Third, he was going to die and be resurrected on the third day. We have already seen that he alluded to the sign of Jonah. The popular understanding was that the Messiah was going to come and liberate Israel from the Roman Empire—not die! Jesus came to die in order to pay the penalty for our sins. He had to die, there was no other way.  Otherwise we would still be dead in our sins. He rose again to prove that He alone had conquered death and set in motion the plan to reverse the curse. Had he remained in the ground he would have been venerated like every other major religious figure—but we would be living without hope; As Paul would write, As in Adam all die, so in Christ, shall all be made alive!

We Sometimes Follow Our Own Way Instead of God’s Way

Peter had just made his profound profession of faith – “You are the Christ, the son of the living God.”

Here, Peter falls into the trap and when Jesus reveals the rescue plan to the disciples he steps in and says, No way, Jesus! This will never happen to you! Though Peter was sincere in his statement  he had things all wrong—even though it didn’t make sense, Jesus had to die-it was part of the plan.  Peter wasn’t thinking about God’s plan, he was thinking about his own plan. Jesus rebukes Peter in about the harshest way, “Get behind me Satan!” meaning in his disagreement with Jesus over the plan Peter was allowing the enemy to use him to discourage Jesus from completing the plan.

We can sometimes follow our way instead of God’s way. We can start telling God what we will and will not do. We can start making decisions based solely on how It will affect our bottom line and not how it will affect us spiritually. We can trust in our own understanding instead of trusting in the Lord will all our hearts.


If We Are Going to Follow Jesus, We Are Going to Have to Sacrifice

We must deny ourself, take up our cross, and follow Him. To deny ourself speaks to discipline – it is hard to deny ourself sometimes. It also speaks to deciding who is in control.

We must take up our cross; this is a positive action. The cross is an instrument of our death. It means we are willing to die to self in order to live for Christ. It means we are willing to risk it all-our very lives.

Only after denying ourself and taking up our cross can we begin to follow Him. If you think you can follow Christ and it not cost you everything you are sadly mistaken. We must be willing to lose our life to Christ.

Sometimes the Reward Is Not in This Life

Many times we like to see immediate rewards. In school we want a check plus or a sticker. In our jobs we want a paycheck or bonus. We want the trophy at the end of the race or season. In following Christ, the rewards may not be as apparent  as in other areas of our life. We may serve the Lord and wonder if we are making a difference. We will not know the true impact of our service to God until after we’re dead and gone.  Christ will reward each according to what He’s done. I often joke to some people that have to put up with a lot in life that one day they are going to have a  “big, big mansion.” The biggest reward is that we will not have to suffer through death. Death is not a destination for the believer, only a door. We don’t follow for the reward, but know, believer, that your sacrifice and service may go unnoticed by the world, by not by its Maker.

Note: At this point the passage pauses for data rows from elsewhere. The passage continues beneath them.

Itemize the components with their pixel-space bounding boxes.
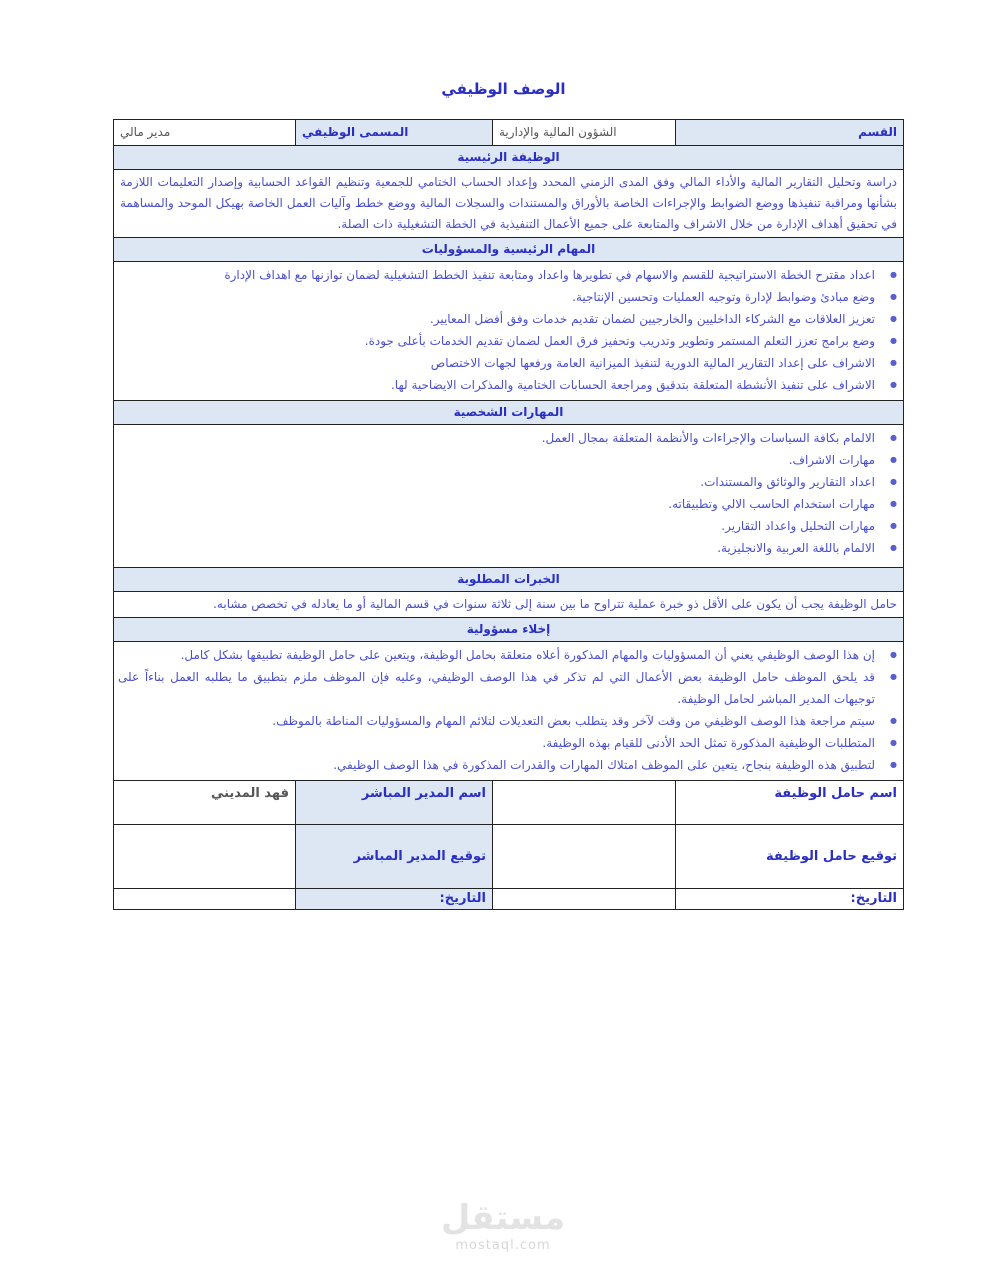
info-row <box>114 120 904 146</box>
list-item: ● الالمام باللغة العربية والانجليزية. <box>118 537 875 559</box>
list-item: ● تعزيز العلاقات مع الشركاء الداخليين والخارجيين لضمان تقديم خدمات وفق أفضل المعايير. <box>118 308 875 330</box>
list-item: ● وضع مبادئ وضوابط لإدارة وتوجيه العمليات وتحسين الإنتاجية. <box>118 286 875 308</box>
list-item: ● اعداد التقارير والوثائق والمستندات. <box>118 471 875 493</box>
holder-date-label: التاريخ: <box>676 889 904 910</box>
list-item: ● وضع برامج تعزز التعلم المستمر وتطوير وتدريب وتحفيز فرق العمل لضمان تقديم الخدمات بأعلى جودة. <box>118 330 875 352</box>
disclaimer-header-row <box>114 618 904 642</box>
manager-name-label: اسم المدير المباشر <box>296 781 493 825</box>
disclaimer-list <box>114 642 903 780</box>
signature-sign-row <box>114 825 904 889</box>
manager-date-box <box>114 889 296 910</box>
main-function-heading: الوظيفة الرئيسية <box>114 146 904 170</box>
skills-heading: المهارات الشخصية <box>114 401 904 425</box>
duties-row <box>114 262 904 401</box>
list-item: ● اعداد مقترح الخطة الاستراتيجية للقسم والاسهام في تطويرها واعداد ومتابعة تنفيذ الخطط التشغيلية لضمان توازنها مع اهداف الإدارة <box>118 264 875 286</box>
manager-sign-label: توقيع المدير المباشر <box>296 825 493 889</box>
main-function-row <box>114 170 904 238</box>
skills-row <box>114 425 904 568</box>
job-title-label: المسمى الوظيفي <box>296 120 493 146</box>
list-item: ● الاشراف على إعداد التقارير المالية الدورية لتنفيذ الميزانية العامة ورفعها لجهات الاختصاص <box>118 352 875 374</box>
disclaimer-row <box>114 642 904 781</box>
holder-name-value <box>493 781 676 825</box>
mostaql-watermark <box>403 1198 603 1253</box>
holder-name-label: اسم حامل الوظيفة <box>676 781 904 825</box>
manager-sign-box <box>114 825 296 889</box>
list-item: ● سيتم مراجعة هذا الوصف الوظيفي من وقت لآخر وقد يتطلب بعض التعديلات لتلائم المهام والمسؤوليات المناطة بالموظف. <box>118 710 875 732</box>
duties-header-row <box>114 238 904 262</box>
manager-date-label: التاريخ: <box>296 889 493 910</box>
main-function-header-row <box>114 146 904 170</box>
list-item: ● الاشراف على تنفيذ الأنشطة المتعلقة بتدقيق ومراجعة الحسابات الختامية والمذكرات الايضاحية لها. <box>118 374 875 396</box>
list-item: ● المتطلبات الوظيفية المذكورة تمثل الحد الأدنى للقيام بهذه الوظيفة. <box>118 732 875 754</box>
mostaql-logo: مستقل <box>440 1198 566 1238</box>
duties-list <box>114 262 903 400</box>
list-item: ● لتطبيق هذه الوظيفة بنجاح، يتعين على الموظف امتلاك المهارات والقدرات المذكورة في هذا الوصف الوظيفي. <box>118 754 875 776</box>
job-description-table <box>113 119 904 910</box>
experience-row <box>114 592 904 618</box>
skills-header-row <box>114 401 904 425</box>
skills-list <box>114 425 903 567</box>
main-function-text: دراسة وتحليل التقارير المالية والأداء المالي وفق المدى الزمني المحدد وإعداد الحساب الختامي للجمعية وتنظيم القواعد الحسابية وإصدار التعليمات اللازمة بشأنها ومراقبة تنفيذها ووضع الضوابط والإجراءات الخاصة بالأوراق والمستندات والسجلات المالية ووضع خطط وآليات العمل الخاصة بهيكل الموحد والمساهمة في تحقيق أهداف الإدارة من خلال الاشراف والمتابعة على جميع الأعمال التنفيذية في الخطة التشغيلية ذات الصلة. <box>114 170 904 238</box>
job-title-value: مدير مالي <box>114 120 296 146</box>
list-item: ● مهارات التحليل واعداد التقارير. <box>118 515 875 537</box>
list-item: ● إن هذا الوصف الوظيفي يعني أن المسؤوليات والمهام المذكورة أعلاه متعلقة بحامل الوظيفة، ويتعين على حامل الوظيفة تطبيقها بشكل كامل. <box>118 644 875 666</box>
list-item: ● قد يلحق الموظف حامل الوظيفة بعض الأعمال التي لم تذكر في هذا الوصف الوظيفي، وعليه فإن الموظف ملزم بتطبيق ما يطلبه العمل بناءاً على توجيهات المدير المباشر لحامل الوظيفة. <box>118 666 875 710</box>
document-title: الوصف الوظيفي <box>441 80 566 98</box>
department-label: القسم <box>676 120 904 146</box>
mostaql-url: mostaql.com <box>455 1238 551 1253</box>
list-item: ● مهارات استخدام الحاسب الالي وتطبيقاته. <box>118 493 875 515</box>
signature-names-row <box>114 781 904 825</box>
list-item: ● الالمام بكافة السياسات والإجراءات والأنظمة المتعلقة بمجال العمل. <box>118 427 875 449</box>
holder-sign-label: توقيع حامل الوظيفة <box>676 825 904 889</box>
disclaimer-heading: إخلاء مسؤولية <box>114 618 904 642</box>
experience-heading: الخبرات المطلوبة <box>114 568 904 592</box>
experience-text: حامل الوظيفة يجب أن يكون على الأقل ذو خبرة عملية تتراوح ما بين سنة إلى ثلاثة سنوات في قسم المالية أو ما يعادله في تخصص مشابه. <box>114 592 904 618</box>
experience-header-row <box>114 568 904 592</box>
manager-name-value: فهد المديني <box>114 781 296 825</box>
duties-heading: المهام الرئيسية والمسؤوليات <box>114 238 904 262</box>
holder-date-box <box>493 889 676 910</box>
signature-date-row <box>114 889 904 910</box>
holder-sign-box <box>493 825 676 889</box>
department-value: الشؤون المالية والإدارية <box>493 120 676 146</box>
list-item: ● مهارات الاشراف. <box>118 449 875 471</box>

Just as Christ suffered, so to suffering and sacrifice is part of being a Christian. As an American Christian this is sometimes foreign to us, but if our country continues in its current direction I believe it will not be long before we see the days when we will have to stand opposed to our own nation’s laws in order to stand for what we believe in. Are you ready to sacrifice and suffer for your Lord who sacrificed it all for you?